The Cyprus Statistical Service released figures on February 17, 2021 indicating that real GDP contracted by 5.1% in 2020.
However, without the details of the changes in the main components of real GDP, such as the fall in value added of the accommodation and food services sector, evidence for disputing the magnitude of the fall in real GDP in 2020 is limited. Not with standing, this official estimate of the rate of decline of real GDP can be contested on a number of grounds:
•Firstly, the estimated decline in real GDP in other countries that depend importantly on foreign tourist arrivals is much greater including falls of 11% in Spain, 10% in Greece, and 8.8% in Italy. In Cyprus tourist arrivals fell by over 84% in 2020, more than in the aforementioned countries, yet the estimated rate of decrease of real GDP for Cyprus was much less. More buoyant domestic economic activity in Cyprus than in Spain and Italy at least is most unlikely to account for the large differences in real GDP contractions as Cyprus experienced lockdowns just as severe as in these other countries. In this connection it is estimated that construction activity, which was adversely affected by the Cyprus passport scandal, fell by 9% in the first three quarters of 2020. And figures released on February 19 show industrial turnover decreasing by 7.9% in the first 11 months of 2020 with the electricity supply component falling by 18.0%;
•Secondly, as indicated above the estimate for real GDP in 2020 was produced before actual data for the full year was known for certain key sectors. It was estimated that real GDP fell by 4.5% in the fourth quarter of 2020 compared with the same quarter of 2019 partly on the basis of “making some imputations for the short-term indicators used”. For example, data on the key aggregate household consumption is based importantly on retail sales figures which were only available up to November meaning that depressed sales in the lockdown month of December were probably insufficiently taken into account. And in certain other sectors such as construction there is no value added data for the fourth quarter on which to make reliable estimates for the full year; and
•thirdly, one suspects that the Ministry of Finance all along has been trying to convey the image that they are managing and supporting the economy well during the Covid-19 crisis by presenting rosy statistics and optimistic forecasts to prove their case. On September 29, 2020 a forecast was made that real GDP would decline by 5.5% as an important base assumption for the 2021 Government budget estimates. And despite compelling evidence in the following months that the economy was being subjected to more Covid-19 induced disruptions and restrictions hampering production, the Ministry of Finance has clung stubbornly to its 5% plus decline figure for real GDP growth in 2020.

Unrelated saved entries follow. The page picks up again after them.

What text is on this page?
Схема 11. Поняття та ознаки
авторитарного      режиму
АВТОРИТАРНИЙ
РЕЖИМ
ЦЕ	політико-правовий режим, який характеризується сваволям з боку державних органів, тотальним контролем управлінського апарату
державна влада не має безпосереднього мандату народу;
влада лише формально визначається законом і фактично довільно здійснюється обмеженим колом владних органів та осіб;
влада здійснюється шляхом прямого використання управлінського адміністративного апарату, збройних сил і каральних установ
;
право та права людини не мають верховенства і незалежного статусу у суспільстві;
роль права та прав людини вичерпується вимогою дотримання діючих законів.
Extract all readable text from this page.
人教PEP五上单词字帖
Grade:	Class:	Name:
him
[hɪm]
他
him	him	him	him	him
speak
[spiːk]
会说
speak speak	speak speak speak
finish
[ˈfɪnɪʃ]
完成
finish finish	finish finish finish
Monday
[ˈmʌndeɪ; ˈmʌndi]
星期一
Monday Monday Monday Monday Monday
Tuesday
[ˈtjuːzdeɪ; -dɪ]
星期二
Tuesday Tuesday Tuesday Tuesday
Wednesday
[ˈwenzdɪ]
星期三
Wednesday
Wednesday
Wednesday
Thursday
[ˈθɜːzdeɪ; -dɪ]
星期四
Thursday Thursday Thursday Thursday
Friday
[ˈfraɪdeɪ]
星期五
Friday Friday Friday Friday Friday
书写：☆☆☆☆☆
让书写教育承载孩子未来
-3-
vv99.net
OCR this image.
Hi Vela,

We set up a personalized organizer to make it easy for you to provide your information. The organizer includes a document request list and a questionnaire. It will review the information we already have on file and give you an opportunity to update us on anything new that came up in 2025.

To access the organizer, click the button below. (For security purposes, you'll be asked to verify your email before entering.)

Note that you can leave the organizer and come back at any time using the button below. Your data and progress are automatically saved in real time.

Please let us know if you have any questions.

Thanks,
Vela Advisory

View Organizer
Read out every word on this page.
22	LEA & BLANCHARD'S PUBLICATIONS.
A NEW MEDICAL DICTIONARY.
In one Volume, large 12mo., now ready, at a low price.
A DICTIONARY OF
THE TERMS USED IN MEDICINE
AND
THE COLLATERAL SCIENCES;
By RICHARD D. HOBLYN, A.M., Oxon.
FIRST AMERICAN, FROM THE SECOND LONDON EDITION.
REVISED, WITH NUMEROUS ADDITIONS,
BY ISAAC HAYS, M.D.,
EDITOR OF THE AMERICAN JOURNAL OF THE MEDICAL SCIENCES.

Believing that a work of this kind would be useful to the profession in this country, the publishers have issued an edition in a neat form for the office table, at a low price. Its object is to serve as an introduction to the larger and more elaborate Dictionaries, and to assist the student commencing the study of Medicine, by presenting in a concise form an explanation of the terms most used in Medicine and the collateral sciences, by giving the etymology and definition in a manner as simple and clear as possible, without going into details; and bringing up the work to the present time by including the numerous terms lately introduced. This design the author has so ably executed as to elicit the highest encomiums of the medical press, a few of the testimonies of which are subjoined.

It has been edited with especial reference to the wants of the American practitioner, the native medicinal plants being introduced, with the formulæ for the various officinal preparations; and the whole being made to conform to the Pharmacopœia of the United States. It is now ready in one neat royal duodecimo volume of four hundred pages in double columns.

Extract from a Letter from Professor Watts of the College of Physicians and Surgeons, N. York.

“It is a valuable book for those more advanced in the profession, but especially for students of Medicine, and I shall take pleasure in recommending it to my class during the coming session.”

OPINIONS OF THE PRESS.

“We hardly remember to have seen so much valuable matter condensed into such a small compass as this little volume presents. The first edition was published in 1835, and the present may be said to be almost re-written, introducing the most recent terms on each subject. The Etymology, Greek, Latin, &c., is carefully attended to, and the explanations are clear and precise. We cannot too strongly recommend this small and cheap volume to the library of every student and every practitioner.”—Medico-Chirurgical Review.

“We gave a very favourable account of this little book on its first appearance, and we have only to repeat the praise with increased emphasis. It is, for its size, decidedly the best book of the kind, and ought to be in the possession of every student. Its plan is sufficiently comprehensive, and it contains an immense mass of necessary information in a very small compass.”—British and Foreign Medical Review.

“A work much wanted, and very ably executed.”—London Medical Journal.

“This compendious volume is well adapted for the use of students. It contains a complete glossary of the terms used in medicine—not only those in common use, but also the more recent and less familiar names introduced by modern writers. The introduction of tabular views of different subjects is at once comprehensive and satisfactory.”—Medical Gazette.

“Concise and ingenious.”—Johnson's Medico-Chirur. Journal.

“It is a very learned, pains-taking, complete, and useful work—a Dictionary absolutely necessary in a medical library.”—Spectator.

While the Government loses credibility with its massaging of statistics on recent developments and in making unrealistic economic forecasts, the bigger issue is that the Ministry of Finance is obsessed with the growth rate of GDP per se as the prime policy goal and measure of its policy success. This steadfast loyalty to the cult of GDP growth is delusional as the main aim of economic policy should be to achieve inclusive and equitable growth that combines increased prosperity with greater equality, creates opportunities for all, and distributes the benefits of increased prosperity fairly. Unfortunately, the Administration of President Anastasiades pursues policies or more accurately unsavory behavior that enables the political and business “elite” of Cyprus to mostly reap the gains of economic growth and wealth transfers, including from the transfer of the good assets of the Cooperative Central Bank to Hellenic Bank, thus increasing income and wealth inequality in the process.
*Economist, specialising in macroeconomic policy analysis and international financial relations.